Bagi hampir semua orang menunggu adalah pekerjaan paling melelahkan. Tapi tidak bagi orang-orang sabar terbaik di muka bumi ini, penduduk Gaza. Dengan teguh selama 8 (delapan bulan) sejak 30 Maret 2018 tiada henti melangsungkan Pawai Kepulangan Damai meski harus menanggung pahitnya konsekuensi sebuah keteguhan. Namun mereka tetap setia menunggu umat yang tertidur ini bangun.
Pelan-pelan umat mulai menggeliat, jeritan mereka didengar, Gaza mulai bernafas kembali. Pasokan listrik mulai ditambah, gaji para pegawai dibayarkan, bantuan dari negara-negara saudara muslim seperti Qatar mulai masuk. Walau dengan bayaran yang teramat mahal, nyawa ratusan jiwa syuhada dan puluhan ribu orang terluka hingga cacat korban penembak jitu israel. Dan terakhir nyawa asy-syaahid Abu ‘Audah menjadi bayaran untuk diperluasnya wilayah tangkapan bagi nelayan Gaza dari 9 mil meluas menjadi 20 mil.
Tentunya Gaza belum bernafas lega, blokade belum dicabut. Namun titik terang itu membuat kita turut bahagia.
Delapan bulan mereka tak surut menemukan terus energi dahsyat tak kenal kecut. Memastikan selalu hadir tiap harinya di perbatasan Gaza Utara, tempat setiap detik nyawa bisa melayang.

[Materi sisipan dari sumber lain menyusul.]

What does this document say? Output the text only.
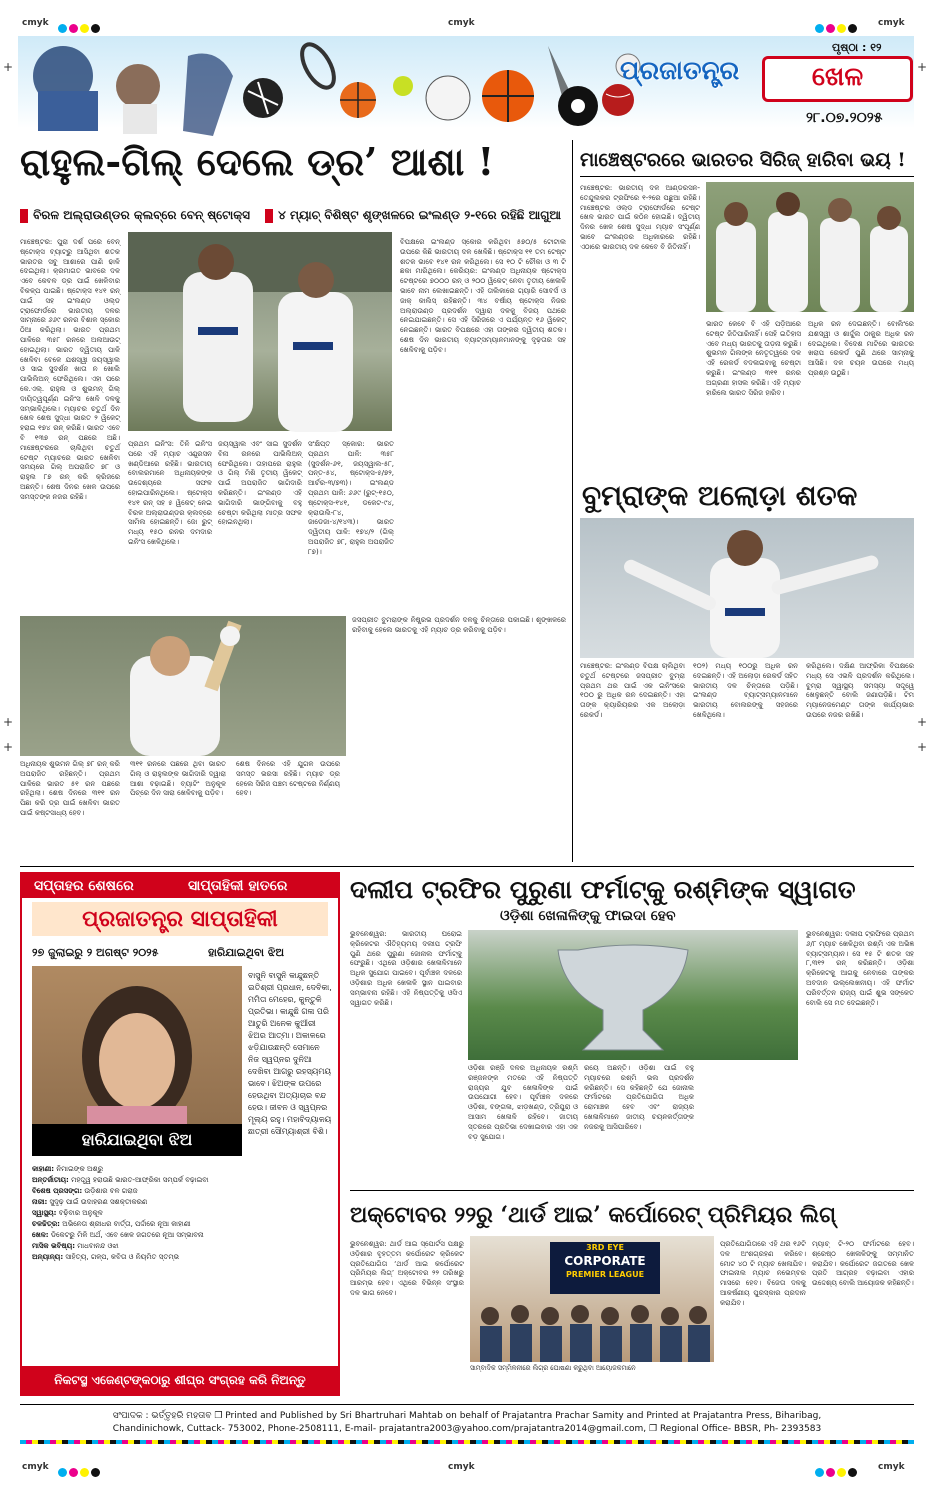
cmyk	cmyk	cmyk
+	+
+	+
+	+
ପ୍ରଜାତନ୍ତ୍ର	ଖେଳ
ପୃଷ୍ଠା : ୧୨
୨୮.୦୭.୨୦୨୫
ରାହୁଲ-ଗିଲ୍ ଦେଲେ ଡ୍ର’ ଆଶା !
ବିରଳ ଅଲ୍‌ରାଉଣ୍ଡର କ୍ଲବ୍‌ରେ ବେନ୍ ଷ୍ଟୋକ୍ସ ୪ ମ୍ୟାଚ୍ ବିଶିଷ୍ଟ ଶୃଙ୍ଖଳରେ ଇଂଲଣ୍ଡ ୨-୧ରେ ରହିଛି ଆଗୁଆ
ମାଞ୍ଚେଷ୍ଟର: ପୁରା ଦର୍ଶ ପରେ ବେନ୍ ଷ୍ଟୋକ୍ସ ବ୍ୟାଟ୍‌ରୁ ଆସିଥିବା ଶତକ ଭାରତର ସବୁ ଆଶାରେ ପାଣି ଢାଳି ଦେଇଥିଲା। କ୍ରମାଗତ ଭାବରେ ଦଳ ଏବେ କେବଳ ଡ୍ର ପାଇଁ ଖେଳିବାର ବିକଳ୍ପ ପାଇଛି। ଷ୍ଟୋକ୍ସ ୧୪୧ ରନ୍ ପାଇଁ ସହ ଇଂଲଣ୍ଡ ଓଲ୍ଡ ଟ୍ରାଫୋର୍ଡରେ ଭାରତୀୟ ଦଳର ସାମ୍ନାରେ ୬୬୯ ରନର ବିଶାଳ ସ୍କୋର ଠିଆ କରିଥିଲା। ଭାରତ ପ୍ରଥମ ପାଳିରେ ୩୫୮ ରନରେ ଅଲଆଉଟ୍ ହୋଇଥିଲା। ଭାରତ ଦ୍ୱିତୀୟ ପାଳି ଖେଳିବା ବେଳେ ଯଶସ୍ୱୀ ଜୟସ୍ୱାଲ ଓ ସାଇ ସୁଦର୍ଶନ ଖାତା ନ ଖୋଲି ପାଭିଲିଅନ୍ ଫେରିଥିଲେ। ଏହା ପରେ କେ.ଏଲ୍. ରାହୁଲ ଓ ଶୁଭମନ୍ ଗିଲ୍ ଦାୟିତ୍ୱପୂର୍ଣ୍ଣ ଇନିଂସ ଖେଳି ଦଳକୁ ସମ୍ଭାଳିଥିଲେ। ମ୍ୟାଚର ଚତୁର୍ଥ ଦିନ ଖେଳ ଶେଷ ସୁଦ୍ଧା ଭାରତ ୨ ୱିକେଟ୍ ହରାଇ ୧୭୪ ରନ୍ କରିଛି। ଭାରତ ଏବେ ବି ୧୩୭ ରନ୍ ପଛରେ ଅଛି।  ମାଞ୍ଚେଷ୍ଟରରେ ଚାଲିଥିବା ଚତୁର୍ଥ ଟେଷ୍ଟ ମ୍ୟାଚରେ ଭାରତ ଖେଳିବା ସମୟରେ ଗିଲ୍ ଅପରାଜିତ ୭୮ ଓ ରାହୁଲ ୮୭ ରନ୍ କରି କ୍ରିଜରେ ଅଛନ୍ତି। ଶେଷ ଦିନର ଖେଳ ଉପରେ ସମସ୍ତଙ୍କ ନଜର ରହିଛି।
ବିପକ୍ଷରେ ଇଂଲଣ୍ଡ ସ୍କୋର କରିଥିବା ୫୭୦/୫ ଟୋଟାଲ ଉପରେ କିଛି ଭାରତୀୟ ଦଳ ଖେଳିଛି। ଷ୍ଟୋକ୍ସ ୧୧ ତମ ଟେଷ୍ଟ ଶତକ ଭାବେ ୧୪୧ ରନ କରିଥିଲେ। ସେ ୧୦ ଟି ଚୌକା ଓ ୩ ଟି ଛକା ମାରିଥିଲେ। କେରିୟର: ଇଂଲଣ୍ଡ ଅଧିନାୟକ ଷ୍ଟୋକ୍ସ ଟେଷ୍ଟରେ ୭୦୦୦ ରନ୍ ଓ ୨୦୦ ୱିକେଟ୍ ନେବା ତୃତୀୟ ଖେଳାଳି ଭାବେ ନାମ ଲେଖାଇଛନ୍ତି। ଏହି ତାଲିକାରେ ଗ୍ୟାରି ସୋବର୍ସ ଓ ଜାକ୍ କାଲିସ୍ ରହିଛନ୍ତି। ୩୪ ବର୍ଷୀୟ ଷ୍ଟୋକ୍ସ ନିଜର ଅଲ୍‌ରାଉଣ୍ଡ ପ୍ରଦର୍ଶନ ଦ୍ୱାରା ଦଳକୁ ବିଜୟ ପଥରେ ନେଇଯାଇଛନ୍ତି। ସେ ଏହି ସିରିଜରେ ଏ ପର୍ଯ୍ୟନ୍ତ ୧୬ ୱିକେଟ୍ ନେଇଛନ୍ତି। ଭାରତ ବିପକ୍ଷରେ ଏହା ତାଙ୍କର ଦ୍ୱିତୀୟ ଶତକ। ଶେଷ ଦିନ ଭାରତୀୟ ବ୍ୟାଟ୍ସମ୍ୟାନମାନଙ୍କୁ ଦୃଢ଼ତାର ସହ ଖେଳିବାକୁ ପଡ଼ିବ।
ପ୍ରଥମ ଇନିଂସ: ତିନି ଇନିଂସ ପରେ ଏହି ମ୍ୟାଚ ଏଣ୍ଡ୍ରସନ ଖଣ୍ଡିଆରେ ରହିଛି। ଭାରତୀୟ ବୋଲରମାନେ ଅଧିନାୟକଙ୍କ ଉଦ୍ଦେଶ୍ୟରେ ସଫଳ ହୋଇପାରିନଥିଲେ। ଷ୍ଟୋକ୍ସ ୧୪୧ ରନ୍ ସହ ୫ ୱିକେଟ୍ ନେଇ ବିରଳ ଅଲ୍‌ରାଉଣ୍ଡର କ୍ଲବ୍‌ରେ ସାମିଲ ହୋଇଛନ୍ତି। ଜୋ ରୁଟ୍ ମଧ୍ୟ ୧୫୦ ରନର ଦମଦାର ଇନିଂସ ଖେଳିଥିଲେ।
ଜୟସ୍ୱାଲ ଏବଂ ସାଇ ସୁଦର୍ଶନ ବିନା ରନରେ ପାଭିଲିଅନ୍ ଫେରିଥିଲେ। ତାହାପରେ ରାହୁଲ ଓ ଗିଲ୍ ମିଶି ତୃତୀୟ ୱିକେଟ୍ ପାଇଁ ଅପରାଜିତ ଭାଗିଦାରି କରିଛନ୍ତି। ଇଂଲଣ୍ଡ ଏହି ଭାଗିଦାରି ଭାଙ୍ଗିବାକୁ ବହୁ ଚେଷ୍ଟା କରିଥିଲା ମାତ୍ର ସଫଳ ହୋଇନଥିଲା।
ସଂକ୍ଷିପ୍ତ ସ୍କୋର: ଭାରତ ପ୍ରଥମ ପାଳି: ୩୫୮ (ସୁଦର୍ଶନ-୬୧, ଜୟସ୍ୱାଲ-୫୮, ପନ୍ତ-୫୪, ଷ୍ଟୋକ୍ସ-୫/୭୨, ଆର୍ଚର-୩/୭୩)। ଇଂଲଣ୍ଡ ପ୍ରଥମ ପାଳି: ୬୬୯ (ରୁଟ୍-୧୫୦, ଷ୍ଟୋକ୍ସ-୧୪୧, ଡକେଟ-୯୪, କ୍ରାଉଲି-୮୪, ଜାଡେଜା-୪/୧୪୩)। ଭାରତ ଦ୍ୱିତୀୟ ପାଳି: ୧୭୪/୨ (ଗିଲ୍ ଅପରାଜିତ ୭୮, ରାହୁଲ ଅପରାଜିତ ୮୭)।
ଜସପ୍ରୀତ ବୁମରାଙ୍କ ନିଷ୍ପ୍ରଭ ପ୍ରଦର୍ଶନ ଦଳକୁ ଚିନ୍ତାରେ ପକାଇଛି। ଶୃଙ୍ଖଳରେ ରହିବାକୁ ହେଲେ ଭାରତକୁ ଏହି ମ୍ୟାଚ ଡ୍ର କରିବାକୁ ପଡ଼ିବ।
ଅଧିନାୟକ ଶୁଭମନ ଗିଲ୍ ୭୮ ରନ୍ କରି ଅପରାଜିତ ରହିଛନ୍ତି। ପ୍ରଥମ ପାଳିରେ ଭାରତ ୫୧ ରନ ପଛରେ ରହିଥିଲା। ଶେଷ ଦିନରେ ୩୧୧ ରନ ପିଛା କରି ଡ୍ର ପାଇଁ ଖେଳିବା ଭାରତ ପାଇଁ କଷ୍ଟସାଧ୍ୟ ହେବ।
୩୧୧ ରନରେ ପଛରେ ଥିବା ଭାରତ ଗିଲ୍ ଓ ରାହୁଲଙ୍କ ଭାଗିଦାରି ଦ୍ୱାରା ଆଶା ବଢ଼ାଇଛି। ବ୍ୟାଟିଂ ଅନୁକୂଳ ପିଚ୍‌ରେ ଦିନ ସାରା ଖେଳିବାକୁ ପଡ଼ିବ।
ଶେଷ ଦିନରେ ଏହି ଯୁଗଳ ଉପରେ ସମସ୍ତ ଭରସା ରହିଛି। ମ୍ୟାଚ ଡ୍ର ହେଲେ ସିରିଜ ପଞ୍ଚମ ଟେଷ୍ଟରେ ନିର୍ଣ୍ଣୟ ହେବ।
ମାଞ୍ଚେଷ୍ଟରରେ ଭାରତର ସିରିଜ୍ ହାରିବା ଭୟ !
ମାଞ୍ଚେଷ୍ଟର: ଭାରତୀୟ ଦଳ ଆଣ୍ଡରସନ-ତେନ୍ଦୁଲକର ଟ୍ରଫିରେ ୧-୨ରେ ପଛୁଆ ରହିଛି। ମାଞ୍ଚେଷ୍ଟର ଓଲ୍ଡ ଟ୍ରାଫୋର୍ଡରେ ଟେଷ୍ଟ ଖେଳ ଭାରତ ପାଇଁ କଠିନ ହୋଇଛି। ଦ୍ୱିତୀୟ ଦିନର ଖେଳ ଶେଷ ସୁଦ୍ଧା ମ୍ୟାଚ ସଂପୂର୍ଣ୍ଣ ଭାବେ ଇଂଲଣ୍ଡର ଅଧିକାରରେ ରହିଛି। ଏଠାରେ ଭାରତୀୟ ଦଳ କେବେ ବି ଜିତିନାହିଁ।
ଭାରତ କେବେ ବି ଏହି ପଡ଼ିଆରେ ଟେଷ୍ଟ ଜିତିପାରିନାହିଁ। ସେହି ଇତିହାସ ଏବେ ମଧ୍ୟ ଭାରତକୁ ତାଡ଼ନା କରୁଛି। ଶୁଭମନ ଗିଲଙ୍କ ନେତୃତ୍ୱରେ ଦଳ ଏହି ରେକର୍ଡ ବଦଳାଇବାକୁ ଚେଷ୍ଟା କରୁଛି। ଇଂଲଣ୍ଡ ୩୧୧ ରନର ଅଗ୍ରଣୀ ହାସଲ କରିଛି। ଏହି ମ୍ୟାଚ ହାରିଲେ ଭାରତ ସିରିଜ ହାରିବ।
ଅଧିକ ରନ ଦେଇଛନ୍ତି। ବୋଲିଂରେ ଯଶସ୍ୱୀ ଓ ଶାର୍ଦ୍ଦୁଲ ଠାକୁର ଅଧିକ ରନ ଦେଇଥିଲେ। ବିଦେଶ ମାଟିରେ ଭାରତର ଖରାପ ରେକର୍ଡ ପୁଣି ଥରେ ସାମ୍ନାକୁ ଆସିଛି। ଦଳ ଚୟନ ଉପରେ ମଧ୍ୟ ପ୍ରଶ୍ନ ଉଠୁଛି।
ବୁମ୍‌ରାଙ୍କ ଅଲୋଡ଼ା ଶତକ
ମାଞ୍ଚେଷ୍ଟର: ଇଂଲଣ୍ଡ ବିପକ୍ଷ ଚାଲିଥିବା ଚତୁର୍ଥ ଟେଷ୍ଟରେ ଜସପ୍ରୀତ ବୁମ୍‌ରା ପ୍ରଥମ ଥର ପାଇଁ ଏକ ଇନିଂସରେ ୧୦୦ ରୁ ଅଧିକ ରନ ଦେଇଛନ୍ତି। ଏହା ତାଙ୍କ କ୍ୟାରିୟରର ଏକ ଅଲୋଡ଼ା ରେକର୍ଡ।
୧୦୨) ମଧ୍ୟ ୧୦୦ରୁ ଅଧିକ ରନ ଦେଇଛନ୍ତି। ଏହି ଅଲୋଡ଼ା ରେକର୍ଡ ସହିତ ଭାରତୀୟ ଦଳ ଚିନ୍ତାରେ ପଡ଼ିଛି। ଇଂଲଣ୍ଡ ବ୍ୟାଟ୍ସମ୍ୟାନମାନେ ଭାରତୀୟ ବୋଲରଙ୍କୁ ସହଜରେ ଖେଳିଥିଲେ।
କରିଥିଲେ। ଦକ୍ଷିଣ ଆଫ୍ରିକା ବିପକ୍ଷରେ ମଧ୍ୟ ସେ ଏଭଳି ପ୍ରଦର୍ଶନ କରିଥିଲେ। ବୁମ୍‌ରା ସ୍ୱାସ୍ଥ୍ୟ ସମସ୍ୟା ସତ୍ତ୍ୱେ ଖେଳୁଛନ୍ତି ବୋଲି ଜଣାପଡ଼ିଛି। ଟିମ ମ୍ୟାନେଜମେଣ୍ଟ ତାଙ୍କ କାର୍ଯ୍ୟଭାର ଉପରେ ନଜର ରଖିଛି।
ସପ୍ତାହର ଶେଷରେ	ସାପ୍ତାହିକୀ ହାତରେ
ପ୍ରଜାତନ୍ତ୍ର ସାପ୍ତାହିକୀ
୨୭ ଜୁଲାଇରୁ ୨ ଅଗଷ୍ଟ ୨୦୨୫	ହାରିଯାଇଥିବା ଝିଅ
ହାରିଯାଇଥିବା ଝିଅ
ବାସୁନି ବାସୁନି କାନ୍ଦୁଛନ୍ତି ଇତିଶ୍ରୀ ପ୍ରଧାନ, ଦେବିକା, ମମିତା ମେହେର, କୁନ୍ତୁଳି ପ୍ରତିଭା। କାନ୍ଦୁଛି ଗଳା ପରି ଆତୁରି ଅନେକ କୁଆଁରୀ ଝିଅର ଆତ୍ମା। ଅକାଳରେ ଝଡ଼ିଯାଉଛନ୍ତି ସେମାନେ ନିଜ ସ୍ୱପ୍ନର ଦୁନିଆ ଦେଖିବା ଆଗରୁ ରହସ୍ୟମୟ ଭାବେ। ଝିଅଙ୍କ ଉପରେ ହେଉଥିବା ଅତ୍ୟାଚାର ବନ୍ଦ ହେଉ। ଜୀବନ ଓ ସ୍ୱପ୍ନର ମୂଲ୍ୟ ରହୁ। ମହାବିଦ୍ୟାଳୟ ଛାତ୍ରୀ ସୌମ୍ୟାଶ୍ରୀ ବିଶି।
କାହାଣୀ: ନିମାଇଙ୍କ ଅଶ୍ରୁ
ଅନ୍ତର୍ଜାତୀୟ: ମହତ୍ତ୍ୱ ହରାଉଛି ଭାରତ-ଆଫ୍ରିକା ସମ୍ପର୍କ ବଢ଼ାଇବା
ବିଶେଷ ପ୍ରସଙ୍ଗ: ଉଡ଼ିଶାର ବଳ ଗରାଜ
ନାରୀ: ସୁଦୃଢ଼ ପାଇଁ ଉଦାହରଣ ସଶକ୍ତୀକରଣ
ସ୍ୱାସ୍ଥ୍ୟ: ବଢ଼ିବାର ଅନୁକୂଳ
ଚଳଚ୍ଚିତ୍ର: ଅଭିନେତା ଶ୍ରୀଧର ବାର୍ତ୍ତା, ପର୍ଦ୍ଦାରେ ନୂଆ କାହାଣୀ
ଖେଳ: ଡିକେଟରୁ ମିଳି ଅର୍ଥ, ଏବେ ଖେଳ ଜଗତରେ ନୂଆ ସମ୍ଭାବନା
ମାସିକ ଭବିଷ୍ୟ: ମାଧବାନନ୍ଦ ଓଝା
ଅନ୍ୟାନ୍ୟ: ସାହିତ୍ୟ, ଗଳ୍ପ, କବିତା ଓ ନିୟମିତ ସ୍ତମ୍ଭ
ନିକଟସ୍ଥ ଏଜେଣ୍ଟଙ୍କଠାରୁ ଶୀଘ୍ର ସଂଗ୍ରହ କରି ନିଅନ୍ତୁ
ଦଲୀପ ଟ୍ରଫିର ପୁରୁଣା ଫର୍ମାଟ୍‌କୁ ରଶ୍ମିଙ୍କ ସ୍ୱାଗତ
ଓଡ଼ିଶା ଖେଳାଳିଙ୍କୁ ଫାଇଦା ହେବ
ଭୁବନେଶ୍ୱର: ଭାରତୀୟ ଘରୋଇ କ୍ରିକେଟର ଐତିହ୍ୟମୟ ଦଲୀପ ଟ୍ରଫି ପୁଣି ଥରେ ପୁରୁଣା ଜୋନାଲ ଫର୍ମାଟ୍‌କୁ ଫେରୁଛି। ଏଥିରେ ଓଡ଼ିଶାର ଖେଳାଳିମାନେ ଅଧିକ ସୁଯୋଗ ପାଇବେ। ପୂର୍ବାଞ୍ଚଳ ଦଳରେ ଓଡ଼ିଶାର ଅଧିକ ଖେଳାଳି ସ୍ଥାନ ପାଇବାର ସମ୍ଭାବନା ରହିଛି। ଏହି ନିଷ୍ପତ୍ତିକୁ ଓସିଏ ସ୍ୱାଗତ କରିଛି।
ଓଡ଼ିଶା ରଞ୍ଜି ଦଳର ଅଧିନାୟକ ରଶ୍ମି ରଞ୍ଜନଙ୍କ ମତରେ ଏହି ନିଷ୍ପତ୍ତି ରାଜ୍ୟର ଯୁବ ଖେଳାଳିଙ୍କ ପାଇଁ ଉପଯୋଗୀ ହେବ। ପୂର୍ବାଞ୍ଚଳ ଦଳରେ ଓଡ଼ିଶା, ବଙ୍ଗଳା, ଝାଡ଼ଖଣ୍ଡ, ତ୍ରିପୁରା ଓ ଆସାମ ଖେଳାଳି ରହିବେ। ଜାତୀୟ ସ୍ତରରେ ପ୍ରତିଭା ଦେଖାଇବାର ଏହା ଏକ ବଡ଼ ସୁଯୋଗ।
ରୟେ ଅଛନ୍ତି। ଓଡ଼ିଶା ପାଇଁ ବହୁ ମ୍ୟାଚରେ ରଶ୍ମି ଭଲ ପ୍ରଦର୍ଶନ କରିଛନ୍ତି। ସେ କହିଛନ୍ତି ଯେ ଜୋନାଲ ଫର୍ମାଟରେ ପ୍ରତିଯୋଗିତା ଅଧିକ ରୋମାଞ୍ଚକ ହେବ ଏବଂ ରାଜ୍ୟର ଖେଳାଳିମାନେ ଜାତୀୟ ଚୟନକର୍ତ୍ତାଙ୍କ ନଜରକୁ ଆସିପାରିବେ।
ଭୁବନେଶ୍ୱର: ଦଲୀପ ଟ୍ରଫିରେ ପ୍ରଥମ ୬/୮ ମ୍ୟାଚ ଖେଳିଥିବା ରଶ୍ମି ଏକ ଅଭିଜ୍ଞ ବ୍ୟାଟ୍ସମ୍ୟାନ। ସେ ୧୫ ଟି ଶତକ ସହ ୮,୩୧୨ ରନ୍ କରିଛନ୍ତି। ଓଡ଼ିଶା କ୍ରିକେଟକୁ ଆଗକୁ ନେବାରେ ତାଙ୍କର ଅବଦାନ ଉଲ୍ଲେଖନୀୟ। ଏହି ଫର୍ମାଟ ପରିବର୍ତ୍ତନ ରାଜ୍ୟ ପାଇଁ ଶୁଭ ସଙ୍କେତ ବୋଲି ସେ ମତ ଦେଇଛନ୍ତି।
ଅକ୍ଟୋବର ୨୨ରୁ ‘ଥାର୍ଡ ଆଇ’ କର୍ପୋରେଟ୍ ପ୍ରିମିୟର ଲିଗ୍
ଭୁବନେଶ୍ୱର: ଥାର୍ଡ ଆଇ ସ୍ପୋର୍ଟସ ପକ୍ଷରୁ ଓଡ଼ିଶାର ବୃହତ୍ତମ କର୍ପୋରେଟ କ୍ରିକେଟ ପ୍ରତିଯୋଗିତା ‘ଥାର୍ଡ ଆଇ କର୍ପୋରେଟ ପ୍ରିମିୟର ଲିଗ୍’ ଅକ୍ଟୋବର ୨୨ ତାରିଖରୁ ଆରମ୍ଭ ହେବ। ଏଥିରେ ବିଭିନ୍ନ ସଂସ୍ଥାର ଦଳ ଭାଗ ନେବେ।
3RD EYE
CORPORATE
PREMIER LEAGUE
ସାମ୍ବାଦିକ ସମ୍ମିଳନୀରେ ଲିଗ୍‌ର ଘୋଷଣା କରୁଥିବା ଆୟୋଜକମାନେ
ପ୍ରତିଯୋଗିତାରେ ଏହି ଥର ୧୬ଟି ଦଳ ଅଂଶଗ୍ରହଣ କରିବେ। ମୋଟ ୪୦ ଟି ମ୍ୟାଚ ଖେଳାଯିବ। ଫାଇନାଲ ମ୍ୟାଚ ନଭେମ୍ବର ମାସରେ ହେବ। ବିଜେତା ଦଳକୁ ଆକର୍ଷଣୀୟ ପୁରସ୍କାର ପ୍ରଦାନ କରାଯିବ।
ମ୍ୟାଚ୍ ଟି-୨୦ ଫର୍ମାଟରେ ହେବ। ଶ୍ରେଷ୍ଠ ଖେଳାଳିଙ୍କୁ ସମ୍ମାନିତ କରାଯିବ। କର୍ପୋରେଟ ଜଗତରେ ଖେଳ ପ୍ରତି ଆଗ୍ରହ ବଢ଼ାଇବା ଏହାର ଉଦ୍ଦେଶ୍ୟ ବୋଲି ଆୟୋଜକ କହିଛନ୍ତି।
ସଂପାଦକ : ଭର୍ତ୍ତୃହରି ମହତାବ ❒ Printed and Published by Sri Bhartruhari Mahtab on behalf of Prajatantra Prachar Samity and Printed at Prajatantra Press, Biharibag,
Chandinichowk, Cuttack- 753002, Phone-2508111, E-mail- prajatantra2003@yahoo.com/prajatantra2014@gmail.com, ❒ Regional Office- BBSR, Ph- 2393583
cmyk	cmyk	cmyk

32 pekan menunggu, sungguh bukan musuh yang mereka nantikan kekalahannya, karena janji Allah pasti. Hakikatnya kitalah yang ditunggu. Layaknya mereka yang menghadirkan jiwa, hati dan seluruh hari-harinya untuk Palestina merdeka dan Al-Aqsa terbebas. Adakah kita hadir?